In Portland, a sophisticated camera obscura located inside the attic of the Children's Museum and Theatre of Maine produced images that were broadcast via a live feed to the street-level gallery space of the ICA located some 500 metres away.

In homage to Alhazen, an 11th century Iraqi scientist recognized for his accurate articulation of optical principals, the camera obscura at the Children’s Museum was pointed at the coordinates of his birthplace in Basra. To determine the exact location of Basra, calculations were based on the Mercator Projection and the Great Circle Route (both systems are used by Muslims worldwide to determine the direction of the Qiblah during prayer).

Surprisingly, when the camera obscura was pointed in the direction of Basra, the image table showed (in the first instance) the block of buildings in which the ICA is located, and (in the second instance) a large oil tank farm located in the Portland harbor. By fixing the sightline of the camera obscura on these two navigational views, the project produced an unexpected triangulation linking the Children’s Museum to the ICA (the site of the exhibition where 11th and 21st century optics intertwine) and to the oil depot (a quite different proxy site of American-Iraqi economic exchange).
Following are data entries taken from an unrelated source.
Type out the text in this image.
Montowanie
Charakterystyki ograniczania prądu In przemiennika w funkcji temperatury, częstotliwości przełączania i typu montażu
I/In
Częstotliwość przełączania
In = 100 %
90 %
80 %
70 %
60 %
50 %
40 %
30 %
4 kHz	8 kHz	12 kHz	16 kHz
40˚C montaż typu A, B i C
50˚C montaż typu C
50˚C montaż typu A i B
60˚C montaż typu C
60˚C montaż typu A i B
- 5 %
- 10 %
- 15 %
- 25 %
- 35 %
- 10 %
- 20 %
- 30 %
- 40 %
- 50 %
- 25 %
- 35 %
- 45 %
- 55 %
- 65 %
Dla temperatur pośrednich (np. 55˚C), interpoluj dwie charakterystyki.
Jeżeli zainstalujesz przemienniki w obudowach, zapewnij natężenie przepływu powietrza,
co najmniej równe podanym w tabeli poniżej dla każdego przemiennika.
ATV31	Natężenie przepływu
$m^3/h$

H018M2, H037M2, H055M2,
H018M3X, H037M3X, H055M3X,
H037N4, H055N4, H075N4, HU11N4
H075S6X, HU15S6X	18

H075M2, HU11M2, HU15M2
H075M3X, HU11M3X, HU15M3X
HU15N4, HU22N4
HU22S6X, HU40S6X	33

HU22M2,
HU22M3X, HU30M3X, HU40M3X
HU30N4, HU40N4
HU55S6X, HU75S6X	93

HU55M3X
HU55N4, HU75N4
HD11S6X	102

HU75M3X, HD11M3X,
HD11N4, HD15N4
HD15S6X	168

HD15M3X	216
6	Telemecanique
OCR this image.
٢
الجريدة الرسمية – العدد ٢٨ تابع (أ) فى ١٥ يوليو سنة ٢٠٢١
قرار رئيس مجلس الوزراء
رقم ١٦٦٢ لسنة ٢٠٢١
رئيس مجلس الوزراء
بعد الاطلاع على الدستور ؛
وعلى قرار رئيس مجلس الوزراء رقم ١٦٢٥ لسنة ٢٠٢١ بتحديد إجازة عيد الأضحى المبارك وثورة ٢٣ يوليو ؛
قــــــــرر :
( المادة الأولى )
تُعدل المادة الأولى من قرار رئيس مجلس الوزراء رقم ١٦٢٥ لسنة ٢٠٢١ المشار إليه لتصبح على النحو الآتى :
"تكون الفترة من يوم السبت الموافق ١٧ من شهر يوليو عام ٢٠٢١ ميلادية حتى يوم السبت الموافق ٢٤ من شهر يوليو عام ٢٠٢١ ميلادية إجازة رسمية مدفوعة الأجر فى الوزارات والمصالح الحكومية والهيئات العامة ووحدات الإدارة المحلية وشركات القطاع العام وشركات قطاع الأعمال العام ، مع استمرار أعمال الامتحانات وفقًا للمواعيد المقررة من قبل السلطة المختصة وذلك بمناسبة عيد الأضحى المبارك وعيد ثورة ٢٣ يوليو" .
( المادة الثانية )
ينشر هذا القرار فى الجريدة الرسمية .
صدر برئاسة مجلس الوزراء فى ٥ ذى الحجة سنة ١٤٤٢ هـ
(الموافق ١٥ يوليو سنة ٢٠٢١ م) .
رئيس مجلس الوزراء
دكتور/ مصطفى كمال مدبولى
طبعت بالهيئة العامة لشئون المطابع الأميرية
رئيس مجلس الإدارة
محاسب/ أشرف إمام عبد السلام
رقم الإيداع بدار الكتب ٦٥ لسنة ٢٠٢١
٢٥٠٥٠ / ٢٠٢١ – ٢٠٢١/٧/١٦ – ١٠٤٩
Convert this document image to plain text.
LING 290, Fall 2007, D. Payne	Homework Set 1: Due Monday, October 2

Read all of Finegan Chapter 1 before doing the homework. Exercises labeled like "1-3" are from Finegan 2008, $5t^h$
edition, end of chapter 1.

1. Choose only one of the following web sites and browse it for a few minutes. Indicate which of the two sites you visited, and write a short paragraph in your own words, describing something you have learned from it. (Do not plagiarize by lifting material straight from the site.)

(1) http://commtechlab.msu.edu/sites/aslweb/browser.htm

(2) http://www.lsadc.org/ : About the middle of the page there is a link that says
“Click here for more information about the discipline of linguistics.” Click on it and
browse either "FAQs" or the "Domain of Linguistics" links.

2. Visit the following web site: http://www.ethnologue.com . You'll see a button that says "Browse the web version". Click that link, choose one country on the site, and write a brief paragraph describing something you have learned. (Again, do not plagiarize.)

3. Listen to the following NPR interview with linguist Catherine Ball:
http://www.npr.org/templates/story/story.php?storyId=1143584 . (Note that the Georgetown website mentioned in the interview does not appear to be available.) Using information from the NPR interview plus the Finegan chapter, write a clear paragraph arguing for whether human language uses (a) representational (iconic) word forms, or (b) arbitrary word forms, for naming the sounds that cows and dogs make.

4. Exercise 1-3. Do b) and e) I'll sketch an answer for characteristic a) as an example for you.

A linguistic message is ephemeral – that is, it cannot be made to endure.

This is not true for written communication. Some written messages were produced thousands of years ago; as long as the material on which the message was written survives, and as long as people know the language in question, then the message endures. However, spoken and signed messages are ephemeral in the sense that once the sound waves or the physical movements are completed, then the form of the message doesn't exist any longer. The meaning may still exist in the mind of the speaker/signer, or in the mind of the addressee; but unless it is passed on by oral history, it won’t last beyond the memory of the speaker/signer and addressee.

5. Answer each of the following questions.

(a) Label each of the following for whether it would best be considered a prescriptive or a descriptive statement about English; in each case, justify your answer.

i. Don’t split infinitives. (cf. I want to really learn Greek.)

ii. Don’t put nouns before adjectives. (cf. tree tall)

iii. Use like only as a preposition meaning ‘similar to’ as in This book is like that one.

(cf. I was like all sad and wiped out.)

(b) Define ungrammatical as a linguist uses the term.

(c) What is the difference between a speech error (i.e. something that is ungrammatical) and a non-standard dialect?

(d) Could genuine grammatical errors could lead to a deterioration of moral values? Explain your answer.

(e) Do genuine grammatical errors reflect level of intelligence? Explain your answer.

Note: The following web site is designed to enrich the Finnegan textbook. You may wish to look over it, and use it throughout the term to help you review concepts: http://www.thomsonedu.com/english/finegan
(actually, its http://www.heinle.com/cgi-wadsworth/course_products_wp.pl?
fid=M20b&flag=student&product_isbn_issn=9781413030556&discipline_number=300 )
Alhazen’s Problem was chosen as a pertinent title for this project since, in mathematical parlance, the “problem” in question is an algebraic proof (first resolved by Alhazen) that determines the relationship between three interconnected points of reflected light. The figure of Alhazen thus inhabits this project as a potent symbol of global interchange between remote sites and peoples who, for millennia, have been inextricably linked through technologies of both navigation and calculation, vision and consumption.